The Goldman Sachs guide to tier one banks (& their alternatives)
What constitutes a top tier bank these days? As we've noted before, it's not as simple as it was in the days when people still referred to the "bulge bracket", or when financial information provider Coalition helpfully published a regular ranking of top players in banking by product area.
However, it is still possible to get a firm view of tier one banks. Presuming that Goldman Sachs is unquestionably part of the top tier, Goldman's judgement on its peer group is probably a fair indication of the other banks in this category.
Goldman lists its peers in its proxy statement. When GS sets its compensation, it says it refers to other banks in its peer group. In the U.S., it says its peers are: Bank of America, Citigroup, JPMorgan, Morgan Stanley (all members of the historic U.S. bulge bracket), plus Wells Fargo and BNY Mellon. In Europe, Goldman says its peer group are: Barclays, Credit Suisse, Deutsche and UBS.
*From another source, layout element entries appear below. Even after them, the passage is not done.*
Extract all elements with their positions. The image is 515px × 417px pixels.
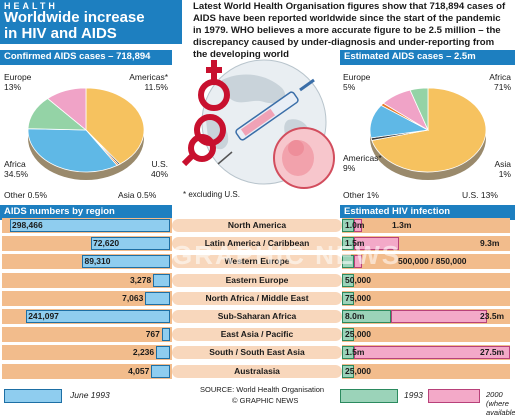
estimated-pie-chart (369, 87, 487, 180)
pie2-label-europe: Europe 5% (343, 72, 371, 92)
aids-bar (161, 328, 170, 342)
hiv-1993-bar (342, 273, 354, 287)
watermark: GRAPHIC NEWS (172, 240, 402, 270)
aids-bar (153, 273, 170, 287)
legend-june1993: June 1993 (70, 390, 110, 400)
male-symbol-icon (181, 114, 226, 167)
pie1-label-africa: Africa 34.5% (4, 159, 29, 179)
legend-2000: 2000 (where available) (486, 390, 515, 417)
aids-value: 7,063 (122, 292, 144, 303)
pie2-label-asia: Asia 1% (494, 159, 511, 179)
aids-bar (156, 346, 170, 360)
hiv-1993-bar (342, 310, 392, 323)
pie1-label-other: Other 0.5% (4, 190, 48, 200)
pie2-label-africa: Africa 71% (489, 72, 511, 92)
aids-bar (145, 291, 170, 305)
region-name: Latin America / Caribbean (172, 237, 342, 251)
confirmed-pie-chart (27, 87, 145, 180)
hiv-2000-value: 27.5m (480, 347, 505, 358)
fetus-icon (273, 127, 335, 189)
pie1-label-us: U.S. 40% (150, 159, 168, 179)
region-name: Sub-Saharan Africa (172, 310, 342, 323)
region-name: Australasia (172, 364, 342, 378)
hiv-2000-value: 500,000 / 850,000 (398, 256, 467, 267)
aids-value: 767 (145, 329, 160, 340)
hiv-1993-value: 50,000 (345, 274, 371, 285)
female-symbol-icon (198, 60, 230, 111)
hiv-2000-bar (354, 346, 510, 360)
aids-value: 72,620 (93, 238, 120, 249)
region-name: South / South East Asia (172, 346, 342, 360)
aids-value: 4,057 (128, 365, 150, 376)
hiv-1993-value: 1.5m (345, 238, 365, 249)
pie-slice-americas (46, 87, 87, 131)
region-name: East Asia / Pacific (172, 328, 342, 342)
region-name: Western Europe (172, 255, 342, 269)
hiv-2000-value: 23.5m (480, 311, 505, 321)
hiv-1993-value: 1.0m (345, 220, 365, 230)
footnote: * excluding U.S. (183, 190, 240, 199)
page-title-line1: Worldwide increase (4, 9, 145, 26)
hiv-1993-bar (342, 346, 354, 360)
legend-1993: 1993 (404, 390, 423, 400)
pie-slice-africa (371, 87, 487, 173)
hiv-2000-bar (354, 237, 400, 251)
page-title-line2: in HIV and AIDS (4, 25, 117, 42)
hiv-1993-bar (342, 328, 354, 342)
region-table: North America 298,466 1.0m 1.3m Latin Americ… (0, 218, 515, 383)
region-name: Eastern Europe (172, 273, 342, 287)
pie1-label-asia: Asia 0.5% (118, 190, 157, 200)
pie-slice-us (85, 87, 145, 165)
intro-text: Latest World Health Organisation figures… (193, 1, 506, 60)
hiv-2000-bar (354, 219, 362, 232)
hiv-2000-bar (391, 310, 488, 323)
hiv-infection-header: Estimated HIV infection (340, 205, 515, 220)
aids-value: 89,310 (84, 256, 111, 267)
confirmed-header: Confirmed AIDS cases – 718,894 (0, 50, 172, 65)
aids-value: 2,236 (132, 347, 155, 358)
pie-slice-europe (409, 87, 429, 131)
aids-value: 298,466 (12, 220, 43, 230)
aids-bar (151, 364, 170, 378)
aids-bar (82, 255, 170, 269)
pie2-label-americas: Americas* 9% (343, 153, 382, 173)
hiv-1993-value: 75,000 (345, 292, 371, 303)
hiv-1993-bar (342, 255, 354, 269)
aids-bar (91, 237, 170, 251)
pie2-label-us: U.S. 13% (462, 190, 498, 200)
hiv-1993-bar (342, 219, 354, 232)
hiv-1993-value: 8.0m (345, 311, 365, 321)
aids-bar (26, 310, 170, 323)
aids-bar (10, 219, 170, 232)
hiv-1993-value: 25,000 (345, 365, 371, 376)
source-credit: SOURCE: World Health Organisation (200, 385, 325, 394)
aids-value: 3,278 (129, 274, 152, 285)
pie-slice-africa (27, 128, 118, 173)
aids-numbers-header: AIDS numbers by region (0, 205, 172, 220)
syringe-icon (217, 78, 315, 165)
pie2-label-other: Other 1% (343, 190, 379, 200)
hiv-1993-bar (342, 291, 354, 305)
hiv-1993-bar (342, 237, 354, 251)
hiv-2000-value: 1.3m (392, 220, 412, 230)
legend-swatch-june1993 (4, 389, 62, 403)
kicker: HEALTH (4, 1, 58, 11)
hiv-2000-bar (354, 255, 362, 269)
aids-value: 241,097 (28, 311, 59, 321)
title-block (0, 0, 182, 44)
illustration (181, 59, 335, 189)
region-name: North Africa / Middle East (172, 291, 342, 305)
graphic-news-credit: © GRAPHIC NEWS (232, 396, 299, 405)
estimated-header: Estimated AIDS cases – 2.5m (340, 50, 515, 65)
hiv-1993-value: 1.5m (345, 347, 365, 358)
pie1-label-americas: Americas* 11.5% (129, 72, 168, 92)
legend-swatch-2000 (428, 389, 480, 403)
pie1-label-europe: Europe 13% (4, 72, 32, 92)
hiv-1993-bar (342, 364, 354, 378)
hiv-1993-value: 25,000 (345, 329, 371, 340)
legend-swatch-1993 (340, 389, 398, 403)
region-name: North America (172, 219, 342, 232)
hiv-2000-value: 9.3m (480, 238, 500, 249)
"Our compensation committee believes that these peers appropriately and comprehensively reflect those firms that have a major presence across our collection of scaled businesses (including market-making, investment banking and asset and wealth management)," says Goldman's recently issued proxy statement. These peers are also deemed to have similar regulatory requirements.
BNY Mellon and Wells Fargo weren't on Goldman's list of its peers in 2020. It's not clear why they appeared in 2021, but their presence might have something to do with Goldman's growing focus on transaction banking, wealth management and retail clients.
Who's not on the list? HSBC is a notable absence. There's no sign of the French banks, BNP Paribas and SocGen. Jefferies isn't seen as a competitor. Nor are the Asia banks like Nomura and Mizuho.
The other names that are missing are those of the leading electronic trading firms that are increasingly eating both Goldman Sachs' and other banks' lunch. Citadel Securities, for example, made $7bn in revenues last year, which doesn't put it on a par with Goldman's $16.3bn of market making revenues, but does mean it's more than merely inconsequential - particularly as it allegedly revels in poaching Goldman employees (although Citadel Securities denies this). Jane Street, Virtu, Getco, Jump Trading and others are also biting at Goldman's heels.
Without naming names, Goldman acknowledges the competitive pressure from electronic trading firms in its new proxy statement. "Some of these alternative trading systems compete with us, particularly our exchange-based market-making activities, and we may experience continued competitive pressures in these and other areas," it says. Goldman then notes that although it's already invested and is still investing "significant resources" into electronic trading, "there is no assurance that the revenues generated by these systems will yield an adequate return, particularly given the generally lower commissions arising from electronic trades."
Unfortunately, rival banks and electronic traders aren't alone in competing with Goldman for talent. The proxy statement says Goldman also experiences "intense" competition from, "businesses outside the financial services industry, including the technology industry," especially when it's hiring for consumer-oriented and technology jobs.